Koordinasi Transportasi Terintegrasi Jabodetabek
“Kami memperkuat koordinasi dengan daerah sekitar (Bogor, Depok, Tangerang, Bekasi) untuk membangun sistem transportasi terintegrasi, termasuk pengembangan TransJabodetabek dengan enam rute yang sudah beroperasi dan pemetaan titik park and ride di perbatasan. Ini untuk mengurai kemacetan yang sering disebabkan oleh arus commuting dari luar Jakarta,” ujar Chico kepada wartawan, Kamis (22/1/2026).
Chico menambahkan bahwa Gubernur DKI Jakarta, Pramono Anung, berencana menjalin kolaborasi dengan Pemerintah Provinsi Banten untuk memperluas jangkauan MRT. Selain itu, Pemprov DKI juga terus berupaya mempercepat pembangunan MRT fase 2A.
“Pak Pramono juga menekankan kolaborasi dengan Banten untuk memperluas MRT, yang diharapkan mengurangi kemacetan secara lintas wilayah,” tuturnya. “Kami terus mengejar pembangunan MRT Fase 2A dan kawasan berorientasi transit (TOD) untuk mendekatkan hunian warga dengan pusat transportasi,” sambung dia.
Perbaikan Infrastruktur dan Penertiban
Selain pengembangan transportasi massal, Pemprov DKI juga melakukan perbaikan geometrik jalan dan persimpangan. Proyek galian yang sedang berjalan juga terus ditinjau untuk memastikan tidak menambah beban kemacetan.

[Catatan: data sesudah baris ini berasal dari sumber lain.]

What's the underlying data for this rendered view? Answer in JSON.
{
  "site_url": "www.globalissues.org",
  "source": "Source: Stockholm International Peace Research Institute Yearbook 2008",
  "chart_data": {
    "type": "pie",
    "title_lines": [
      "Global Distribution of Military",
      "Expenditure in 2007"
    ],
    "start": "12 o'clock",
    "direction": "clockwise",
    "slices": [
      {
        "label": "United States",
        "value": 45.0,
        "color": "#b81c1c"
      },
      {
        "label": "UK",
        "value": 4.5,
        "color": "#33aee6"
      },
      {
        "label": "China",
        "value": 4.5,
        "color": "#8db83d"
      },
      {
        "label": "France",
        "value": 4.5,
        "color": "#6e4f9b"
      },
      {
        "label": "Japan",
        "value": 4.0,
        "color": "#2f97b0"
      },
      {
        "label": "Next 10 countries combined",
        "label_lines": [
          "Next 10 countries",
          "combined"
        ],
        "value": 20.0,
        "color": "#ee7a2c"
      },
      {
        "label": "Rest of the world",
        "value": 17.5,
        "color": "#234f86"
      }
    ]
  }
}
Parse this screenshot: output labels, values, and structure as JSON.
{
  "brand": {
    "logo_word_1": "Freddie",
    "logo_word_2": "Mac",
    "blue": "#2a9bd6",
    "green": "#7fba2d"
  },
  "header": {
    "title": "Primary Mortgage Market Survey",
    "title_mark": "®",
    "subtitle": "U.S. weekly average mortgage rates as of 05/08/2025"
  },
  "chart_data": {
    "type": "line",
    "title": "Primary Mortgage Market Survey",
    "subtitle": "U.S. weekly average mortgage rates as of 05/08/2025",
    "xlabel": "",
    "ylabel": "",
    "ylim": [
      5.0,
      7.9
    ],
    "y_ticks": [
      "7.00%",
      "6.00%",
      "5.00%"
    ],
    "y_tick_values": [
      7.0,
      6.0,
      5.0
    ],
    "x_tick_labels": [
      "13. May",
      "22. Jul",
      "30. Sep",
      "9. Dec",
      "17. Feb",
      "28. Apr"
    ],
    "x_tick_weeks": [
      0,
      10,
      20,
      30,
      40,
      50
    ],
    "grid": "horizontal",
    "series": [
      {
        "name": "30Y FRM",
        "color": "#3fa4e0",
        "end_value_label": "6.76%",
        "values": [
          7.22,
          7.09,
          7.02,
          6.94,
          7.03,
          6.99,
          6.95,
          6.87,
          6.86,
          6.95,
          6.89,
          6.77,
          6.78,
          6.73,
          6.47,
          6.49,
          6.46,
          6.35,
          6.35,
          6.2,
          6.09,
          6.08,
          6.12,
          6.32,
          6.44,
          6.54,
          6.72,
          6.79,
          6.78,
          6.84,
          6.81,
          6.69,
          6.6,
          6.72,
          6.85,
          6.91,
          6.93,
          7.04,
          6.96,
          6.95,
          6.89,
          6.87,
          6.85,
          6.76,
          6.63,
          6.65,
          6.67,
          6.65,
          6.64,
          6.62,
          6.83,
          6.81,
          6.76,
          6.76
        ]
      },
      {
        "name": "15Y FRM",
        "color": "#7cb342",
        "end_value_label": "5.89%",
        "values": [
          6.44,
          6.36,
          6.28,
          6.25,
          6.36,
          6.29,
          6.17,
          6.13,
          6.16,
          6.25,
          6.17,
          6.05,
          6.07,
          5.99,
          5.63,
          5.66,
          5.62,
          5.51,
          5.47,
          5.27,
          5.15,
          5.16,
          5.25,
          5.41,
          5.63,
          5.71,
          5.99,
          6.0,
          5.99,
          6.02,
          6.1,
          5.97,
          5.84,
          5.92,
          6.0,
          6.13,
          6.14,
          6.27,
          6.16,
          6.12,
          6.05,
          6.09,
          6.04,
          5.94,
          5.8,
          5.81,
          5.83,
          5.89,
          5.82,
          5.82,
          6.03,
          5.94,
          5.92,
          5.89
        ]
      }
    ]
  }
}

Langkah-langkah penertiban di bidang lalu lintas juga disiapkan, termasuk penindakan terhadap parkir liar dan pedagang kaki lima (PKL). “Penempatan petugas dan mobil derek di titik rawan, serta pengaturan ulang lampu lalu lintas melalui sistem pemantauan kamera NOV Dishub,” jelas Chico.
Insentif Transportasi Publik
Sebagai upaya mendorong masyarakat beralih ke transportasi publik, Pemprov DKI meluncurkan kebijakan tarif transportasi umum gratis bagi 15 golongan prioritas.
“Kebijakan ekonomi untuk dorong transportasi umum (dengan cara) tarif transportasi umum gratis bagi 15 golongan prioritas,” ungkapnya.
Jakarta dalam TomTom Traffic Index 2025
Sebelumnya, Jakarta memang tercatat naik ke peringkat 24 kota termacet di dunia berdasarkan TomTom Traffic Index 2025. Jalanan ibu kota pada tahun 2025 dinilai bertambah macet dibandingkan tahun sebelumnya, di mana Jakarta berada di peringkat 90.
Dalam indeks yang sama, Bandung menduduki peringkat ke-16 kota termacet di dunia dan menjadi kota paling macet di Indonesia pada tahun 2025. TomTom Traffic Index menganalisis tingkat kemacetan di ratusan kota global menggunakan data kecepatan dan lokasi kendaraan secara real-time (floating car data/FCD) yang dikumpulkan dari perangkat GPS.